Notemos también la expresión “hijos de la resurrección”. La referencia es siempre la resurrección de Jesús. Serán hijos de la resurrección quienes lleguen a participar de la resurrección de Jesús, pasando por unirse a Él en la muerte. San Pablo lo expresa en pocas palabras:
“Si morimos con Él, viviremos con Él” (2 Timoteo 2,11)
Jesús concluye el debate reafirmando la fe en la resurrección. Los saduceos habían planteado su objeción basándose en una norma dada por Moisés; Jesús responde invocando también a Moisés:
Que los muertos van a resucitar, Moisés lo ha dado a entender en el pasaje de la zarza, cuando llama al Señor "el Dios de Abraham, el Dios de Isaac y el Dios de Jacob". Porque Él no es un Dios de muertos, sino de vivientes; todos, en efecto, viven para Él.

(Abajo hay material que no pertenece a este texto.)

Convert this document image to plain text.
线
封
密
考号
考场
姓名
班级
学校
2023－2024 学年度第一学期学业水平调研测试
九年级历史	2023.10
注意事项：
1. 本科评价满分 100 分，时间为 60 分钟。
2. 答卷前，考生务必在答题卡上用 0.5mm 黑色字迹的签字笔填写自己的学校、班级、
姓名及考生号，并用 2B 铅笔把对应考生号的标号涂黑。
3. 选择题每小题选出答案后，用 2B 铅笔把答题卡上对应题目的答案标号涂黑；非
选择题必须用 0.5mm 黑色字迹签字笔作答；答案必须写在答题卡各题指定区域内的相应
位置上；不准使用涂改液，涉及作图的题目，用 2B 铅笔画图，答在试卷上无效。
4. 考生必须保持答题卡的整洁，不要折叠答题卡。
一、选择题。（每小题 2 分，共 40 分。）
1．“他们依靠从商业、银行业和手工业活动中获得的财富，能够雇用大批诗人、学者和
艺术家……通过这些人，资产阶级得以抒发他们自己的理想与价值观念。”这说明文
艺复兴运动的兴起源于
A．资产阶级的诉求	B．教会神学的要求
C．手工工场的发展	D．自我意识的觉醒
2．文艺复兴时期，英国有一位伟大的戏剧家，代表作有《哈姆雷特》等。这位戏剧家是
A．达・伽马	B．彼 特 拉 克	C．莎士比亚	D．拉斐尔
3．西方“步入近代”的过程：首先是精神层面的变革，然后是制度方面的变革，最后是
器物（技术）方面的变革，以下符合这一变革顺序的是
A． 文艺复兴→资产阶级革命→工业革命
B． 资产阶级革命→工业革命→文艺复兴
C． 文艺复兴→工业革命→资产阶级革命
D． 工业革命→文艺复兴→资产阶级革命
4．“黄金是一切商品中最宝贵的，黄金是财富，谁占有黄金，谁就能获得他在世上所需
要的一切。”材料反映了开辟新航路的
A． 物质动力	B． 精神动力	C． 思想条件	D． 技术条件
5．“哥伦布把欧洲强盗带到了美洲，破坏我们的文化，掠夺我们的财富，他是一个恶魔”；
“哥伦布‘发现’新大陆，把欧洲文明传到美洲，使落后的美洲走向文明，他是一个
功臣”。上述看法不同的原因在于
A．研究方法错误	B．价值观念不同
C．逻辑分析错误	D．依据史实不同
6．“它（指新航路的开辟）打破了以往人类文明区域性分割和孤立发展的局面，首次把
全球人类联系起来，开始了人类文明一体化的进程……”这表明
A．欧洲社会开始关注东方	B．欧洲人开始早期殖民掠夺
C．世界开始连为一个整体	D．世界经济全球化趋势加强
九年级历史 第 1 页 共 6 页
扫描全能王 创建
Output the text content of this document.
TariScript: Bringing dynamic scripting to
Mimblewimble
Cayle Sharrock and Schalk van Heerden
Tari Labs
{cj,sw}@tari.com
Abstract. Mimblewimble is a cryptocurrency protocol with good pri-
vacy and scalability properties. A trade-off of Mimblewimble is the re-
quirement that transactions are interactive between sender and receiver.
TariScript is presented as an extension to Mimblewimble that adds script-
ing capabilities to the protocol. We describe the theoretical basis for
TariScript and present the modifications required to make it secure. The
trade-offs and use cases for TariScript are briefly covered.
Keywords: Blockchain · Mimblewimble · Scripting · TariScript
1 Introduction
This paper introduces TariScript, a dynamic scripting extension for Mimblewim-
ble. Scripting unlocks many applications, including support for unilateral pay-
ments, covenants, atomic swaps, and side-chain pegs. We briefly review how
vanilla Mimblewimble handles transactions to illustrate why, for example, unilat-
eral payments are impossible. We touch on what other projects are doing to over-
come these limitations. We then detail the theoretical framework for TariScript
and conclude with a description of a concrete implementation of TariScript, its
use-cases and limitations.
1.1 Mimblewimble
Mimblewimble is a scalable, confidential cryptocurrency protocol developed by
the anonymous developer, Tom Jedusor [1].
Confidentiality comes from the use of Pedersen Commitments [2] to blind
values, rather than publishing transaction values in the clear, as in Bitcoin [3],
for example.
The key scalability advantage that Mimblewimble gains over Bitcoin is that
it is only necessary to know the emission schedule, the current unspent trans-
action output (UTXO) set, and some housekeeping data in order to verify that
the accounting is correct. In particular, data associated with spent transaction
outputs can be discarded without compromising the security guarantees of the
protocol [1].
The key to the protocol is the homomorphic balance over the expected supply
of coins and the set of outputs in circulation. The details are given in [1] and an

Abraham, su hijo Isaac y su nieto Jacob son los tres patriarcas fundadores del Pueblo de Dios. Ellos creyeron en las promesas de Dios. Lo que dice Jesús es que, si Dios se presenta como el Dios de Abraham, Isaac y Jacob, es porque ellos están vivos o están esperando a que Dios los levante de la muerte para entrar en la vida eterna. Aunque el creyente muere a los ojos de los hombres, vive para Dios, porque Dios, fiel a su promesa, le da vida.

Esa es la esperanza expresada en el salmo 16, que está entre las lecturas de este domingo. Dice el salmista:
yo, por tu justicia, contemplaré tu rostro,
y al despertar, me saciaré de tu presencia.
Contemplaré tu rostro: contemplaremos el rostro de Dios, el rostro del Padre que Jesús nos ha revelado. Me saciaré de tu presencia: alcanzaremos la plenitud de la felicidad, en la eternidad, en la vida en Dios.

Amigas y amigos, renovemos nuestra esperanza y nuestra confianza en el Dios de la vida y trabajemos para que, desde ahora, cada persona que viene a este mundo encuentre las posibilidades de una vida digna de quien ha sido creado por Dios, redimido por Jesucristo y, santificado por el Espíritu Santo, está llamado a compartir la eternidad de Dios.
Gracias por su atención. Que el Señor los bendiga y hasta la próxima semana si Dios quiere.